Le elezioni del midterm sono tradizionalmente una prova del fuoco per l’amministrazione in carica, da cui è difficile scampare. Per quella Obama durante il suo secondo mandato si rivelarono talmente catastrofiche che non riusciva più nemmeno a far approvare il bilancio dello Stato, l’America rischiò il default e prepararono l’avvento dell’epopea Trump. Tale epopea, stando agli analisti per lo meno ed ai sondaggi sul gradimento del popolo americano, era prossima a ripartire fin da queste elezioni. A leggere la varietà di commenti, c’erano tutti i presupposti. Dagli errori senili di Biden, al presunto tradimento ispanico americano, fino al sostegno guerrafondaio all’Ucraina.
Ancora prima che si siano contati tutti i seggi possiamo dire con una certa tranquillità che una simile tempesta sull’amministrazione Biden non c’è stata e a dire il vero lo si capiva facilmente dal voto in Maryland passato in mano democratica, cosa che non avvenne nemmeno con la presidenza Roosevelt. Il Massachusset ha una governatrice donna, dichiaratamente omosessuale ed i repubblicani hanno eletto al Senato per la prima volta nella storia un cerokee, ovvero un membro di una tribù che in genere la cavalleria dei bianchi inseguiva nelle pianure.

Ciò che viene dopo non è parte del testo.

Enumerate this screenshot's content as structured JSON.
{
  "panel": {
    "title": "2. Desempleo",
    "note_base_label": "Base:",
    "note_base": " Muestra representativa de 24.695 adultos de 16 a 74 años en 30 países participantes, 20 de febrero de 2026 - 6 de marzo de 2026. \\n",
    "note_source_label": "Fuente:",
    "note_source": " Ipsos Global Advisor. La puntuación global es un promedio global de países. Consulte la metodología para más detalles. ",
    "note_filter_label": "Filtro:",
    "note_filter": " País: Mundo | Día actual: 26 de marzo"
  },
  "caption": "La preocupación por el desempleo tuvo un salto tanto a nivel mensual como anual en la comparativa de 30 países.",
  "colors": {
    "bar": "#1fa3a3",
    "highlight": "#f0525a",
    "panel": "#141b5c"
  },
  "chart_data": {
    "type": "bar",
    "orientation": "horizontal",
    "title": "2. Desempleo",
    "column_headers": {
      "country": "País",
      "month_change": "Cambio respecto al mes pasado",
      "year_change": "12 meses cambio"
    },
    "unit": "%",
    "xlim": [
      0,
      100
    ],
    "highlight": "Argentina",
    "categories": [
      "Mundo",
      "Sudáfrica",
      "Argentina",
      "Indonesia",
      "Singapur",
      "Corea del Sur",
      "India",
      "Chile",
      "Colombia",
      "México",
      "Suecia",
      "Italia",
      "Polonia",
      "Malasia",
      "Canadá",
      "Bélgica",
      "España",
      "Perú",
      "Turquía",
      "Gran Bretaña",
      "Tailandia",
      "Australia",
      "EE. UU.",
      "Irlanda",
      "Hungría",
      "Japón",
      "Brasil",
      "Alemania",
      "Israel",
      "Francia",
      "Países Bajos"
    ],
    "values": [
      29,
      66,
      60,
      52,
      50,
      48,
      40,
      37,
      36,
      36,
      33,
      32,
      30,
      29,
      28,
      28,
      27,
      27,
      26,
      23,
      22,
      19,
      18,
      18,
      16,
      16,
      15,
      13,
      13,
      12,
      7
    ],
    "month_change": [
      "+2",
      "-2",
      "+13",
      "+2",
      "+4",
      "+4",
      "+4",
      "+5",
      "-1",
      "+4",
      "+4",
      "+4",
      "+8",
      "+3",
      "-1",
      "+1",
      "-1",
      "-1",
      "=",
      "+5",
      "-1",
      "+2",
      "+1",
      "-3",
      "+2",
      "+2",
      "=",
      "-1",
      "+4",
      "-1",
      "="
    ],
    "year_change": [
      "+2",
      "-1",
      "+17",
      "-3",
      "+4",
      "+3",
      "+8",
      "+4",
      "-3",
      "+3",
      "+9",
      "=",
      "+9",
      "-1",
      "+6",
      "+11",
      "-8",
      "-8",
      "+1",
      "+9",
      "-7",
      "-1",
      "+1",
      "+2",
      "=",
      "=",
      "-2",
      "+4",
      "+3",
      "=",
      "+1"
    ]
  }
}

Il voto dei giovani ha dettato gli equilibri e vedendo minacciati i diritti fondamentali, a cominciare dall’aborto, ha rinforzato iil partito democratico. Trump che si preparava a cantare vittoria, ha strappato probabilmente la maggioranza alla Camera di qualche seggio, è finito con il perdere le staffe contro il suo miglior vincente, il governatore della Florida, DeSantis, prossimo a presentarsi alle primarie contro di lui.
John Artur Schlesinger jr, amava descrivere i flussi elettorali in America come un pendolo. Lo storico kennediano non accettava una divisione del popolo americano dal tempo della guerra civile. La maggioranza si spostava su uno dei due partiti a secondo delle capacità di governo mostrate. Possiamo dire che l’ora dei repubblicani appare parecchio ritardata e tutto sommato è un bene per due motivi. Prima di tutto per la crisi istituzionale avutasi dopo le presidenziali, con l’assalto al Congresso. Non siamo in grado di stabilire se Trump ritenga davvero di essere stato imbrogliato dallo scrutinio dei voti, ma Nixon nel 1960 ne era convinto eccome. E cosa fece Nixon? Tempo un paio d’ore si congratulò con Kennedy. Mai un’ombra venisse gettata sulla democrazia statunitense e le sue procedure da parte di chi crede sinceramente in essa. La seconda ragione è altrettanto importante e riguarda la guerra in Ucraina. Trump non sembra mai aver avvertito durante il suo mandato i rischi del confronto con il sistema autocratico e della minaccia che questo rappresenta al mondo libero, o per lo meno era convinto di poterci andare a braccetto. Obama, prima di lui, semplicemente se ne disinteressava. Non batté ciglio davanti all’aggressione alla Crimea. E non si preoccupò delle conseguenze dalla guerra indiretta a Gheddafi, come della decisione di ritirare le truppe dall’Afghanistan nelle condizioni che conosciamo. La presidenza Biden dopo 15 anni è stata la prima a prendere di petto questa situazione stanziando tutto quello che ha stanziato in armamenti per la difesa di un paese aggredito. Il popolo americano lo ha capito.
Visto questi risultati, un consiglio ai nostri amici pacifisti che stanno qui a dire al governo italiano di non inviare più armi o di cercare una soluzione diplomatica con la Russia. Vadano a manifestare a Washington davanti alle baionette della Guardia Nazionale, invece che a San Giovanni.